The scene is the box office lobby of a theatre where a politically scandalous play, implied to be Gilbert's contemporaneous play The Happy Land, is being produced. The play is so popular that spectators are literally crammed into the private boxes, sitting on each other's laps. The boxkeeper thinks that the play is scandalous, but "Society comes because Society is loth to believe in such audacity on mere hearsay, and flocks to the theatre in thousands to witness the appalling spectacle for themselves." Quisby and Jopp, a pair of "swells", arrive to see the play for the sixty-eighth and eighty-fifth time, respectively – but only to "moralise over the depravity of human nature" and "see the spectators". Mr. and Mrs. Jellybag have taken their young daughters (who interest Quisby and Jopp greatly) but arrange for them to be sent out with the cloakwoman whenever things get too scandalous. They're soon sent back out, and declare themselves much amused (A "melancholy instance of juvenile depravity" according to the cloakwoman.)
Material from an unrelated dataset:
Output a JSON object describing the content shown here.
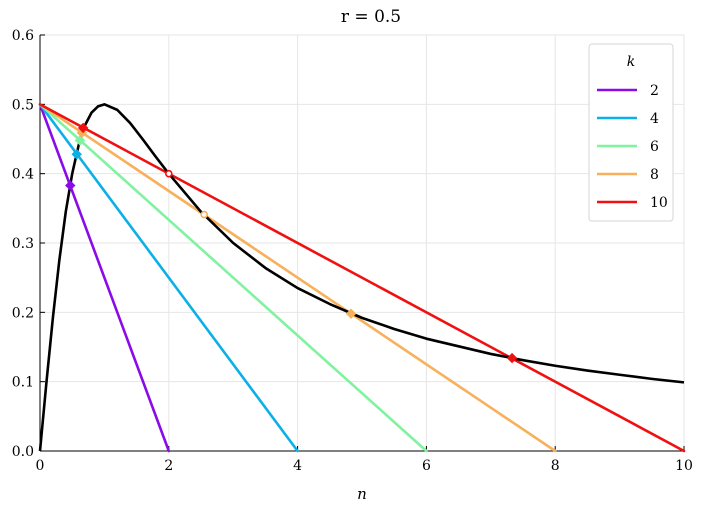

Meanwhile, Mr. Wilkinson has arrived with Mrs. Scruby. Mr. Scruby now arrives, waiting for Mrs. Wilkinson – but his box has been sold to another person as well. Both Mr. Scruby and Mr. Wilkinson have forbidden their wives from seeing the piece, and so have agreed to take each other's wives to it. Farcical complications ensue, with attempts to hide each other's wives from the other husband. In the confusion, the Jellybags' daughters give in to Quisby and Jopp's flirting and head off with them, unnoticed by the Cloakwoman. Everything comes out between the Scrubys and Wilkinsons, and, as they all were guilty of the same act, they forgive each other and go in to watch the show – but it's over! Ah, well! Now they can come as often as they like together.